I have both a tracked unit I bought new and a used wheeled unit, both Hondas. The tracks are a b*tch to turn. Essentially you just drag the thing. And it's a pain to have to step on the foot thing to lift the bucket to back up, then step on it again to lower it to make another pass. Honda doing what Honda loves to do sometimes - make things more complicated and expensive than necessary.


----------



## Surge

Thanks for the information regarding snowblowers with tracks. I always heard that they were difficult to turn, and my driveway and garage required a machine that could turn easily. It's good to hear that I made the right choice for my particular situation.
Since that purchase I moved to a new house with a driveway that is three times larger but still requires lots of turning, so the wheeled snowblower is still preferable for blowing snow. I suppose somebody with a steep broken up or stone driveway that is very long might prefer or benefit from a tracked snowblower, but that is probably the minority of owners.


----------



## Freezn

I've been lit up for saying this in previous posts regarding tracks vs wheels, but I'll say it again, "test drive or demo a track unit before purchasing." I'm not knocking track units, but unless your snow clearing duties involve snow removal on a steep grade driveway or the side of a hill, track units are probably overkill. Wheel units or wheeled units with chains will suffice 95% of the time and provide much better maneuverability in the process. My dealer allowed me (with a full deposit) a two week demo with the tracked Honda HS928. Awesome machine, but certainly way overkill for my relatively flat driveway and much more labor intensive to turn at the ends of the driveway. As I get older and the aches & pains occur more frequently, maneuverability has become much more of a priority. I opted for the HS928 wheeled version just based on my demo experience. Exact same snow clearing performance as the tracked unit without fighting the turns or needing a dolly to move around the shed in the summer. Both units have their Pro's and Con's, so if you're on the fence track vs wheel, I highly recommend taking each for a demo before plunking down $3K. Just my $0.02


----------



## dhazelton

Here's a dumb question. If the axle shafts are the same (and even if they aren't) can you remove the track drive and put a set of tires on one if you hate it that much? I'd have to look at both side by side but it would seem doable and you could throw a used set of wheels on and be good to go.


----------



## pfn

dhazelton said:


> Here's a dumb question.
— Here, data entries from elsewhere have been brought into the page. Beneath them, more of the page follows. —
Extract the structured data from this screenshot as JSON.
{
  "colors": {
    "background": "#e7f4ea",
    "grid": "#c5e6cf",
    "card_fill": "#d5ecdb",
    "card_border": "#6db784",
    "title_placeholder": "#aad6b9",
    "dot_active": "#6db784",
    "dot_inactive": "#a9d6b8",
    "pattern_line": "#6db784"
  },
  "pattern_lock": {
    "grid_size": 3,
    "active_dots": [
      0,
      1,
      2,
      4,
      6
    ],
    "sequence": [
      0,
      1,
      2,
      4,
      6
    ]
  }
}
If the axle shafts are the same (and even if they aren't) can you remove the track drive and put a set of tires on one if you hate it that much? I'd have to look at both side by side but it would seem doable and you could throw a used set of wheels on and be good to go.


Not a dumb question at all. I have a tracked Ariens and I have often wondered how hard it would be to covert it to the wheels I should have purchased in the first place. 
Anyone?


----------



## Shryp

I know Ariens used to offer an "upgrade" kit for converting wheels to tracks. I don't see why it couldn't go the other way. I think the issue with tracks is one wheel is back too far and one wheel is forward to far where as wheeled blowers have the wheel more towards the middle for the balance point.


----------



## SnowG

The balance of the unit would be a consideration. My tracked Honda has much more of its weight forward, compared with my previous machine (Noma with wheels) which was more neutral. The Noma worked better (climbed less) with 20+ pounds added to the front of the auger housing. However, with wheels locked in sync and the extra weight up front it did not turn as easily as it did without the front weight. When you consider how much continuous work you have to do with your back/arms/shoulders to keep a wheeled unit from climbing plow mounds and veering from catching on this or that, is it really more work to turn a tracked unit at the end of each pass? The answer depends on many factors including the length of each pass proportional to the overall job, how heavy and packed the snow, whether you have steep sections, whether you need to clear over packed car tracks, etc.


----------



## dhazelton

I thought they were essentially identical machines, except the track drive has bogey wheels and a track tension adjuster. I know the foot lever to raise the machine is only for the tracked unit as well. But what's odd to me is looking at the Honda specs on their site - the wheeled unit has a bigger auger in height and moves more snow per hour than the tracked unit. Thought that aspect would be identical. (That's ONLY on the 7 hp models, however)


----------



## FairfieldCT

pfn said:


> Hey, Guy. No need to attack folks opinion (mine in this case) in a forum that is 90% opinion. I said I made a mistake purchasing a tracked machine. I know why they make tracks, I think everyone does. What I don't think people know is how difficult tracked machine are to maneuver. My initial post was in agreement with Ryan's initial observation that "track drive SUCKS when it comes to turning. There is NO nutural in this thing so it will not roll freely, despite what others have said. I either have to drag it or use the drive itself to move it. A major pain...". I state my OPINION
> that tracks are overkill in the hopes that others strongly consider avoiding them when they purchase a snow blower. You may disagree. If so post your reasons. That's all I've done.


I have to chime in. There is no neutral on a hydro transmission. period. No free wheeling. period. After a few hours becoming familiar with the machine, you learn, with the honda anyways, that you don't need to let go of the drive handle to turn or back up. You simply pull back on the speed/direction lever and smoothly transition from forward to backwards. No pure pulling and lugging your friction drive backwards because the reverse gear is so slow. 

As for the track drives, I was at the dealer testing both track vs wheel units today in 12 inches of snow. honestly, back to back the track machines are FAR superior. Turning, in the real world, in the snow (the only time my snowblower is out of the garage) is snow problem, lol.


----------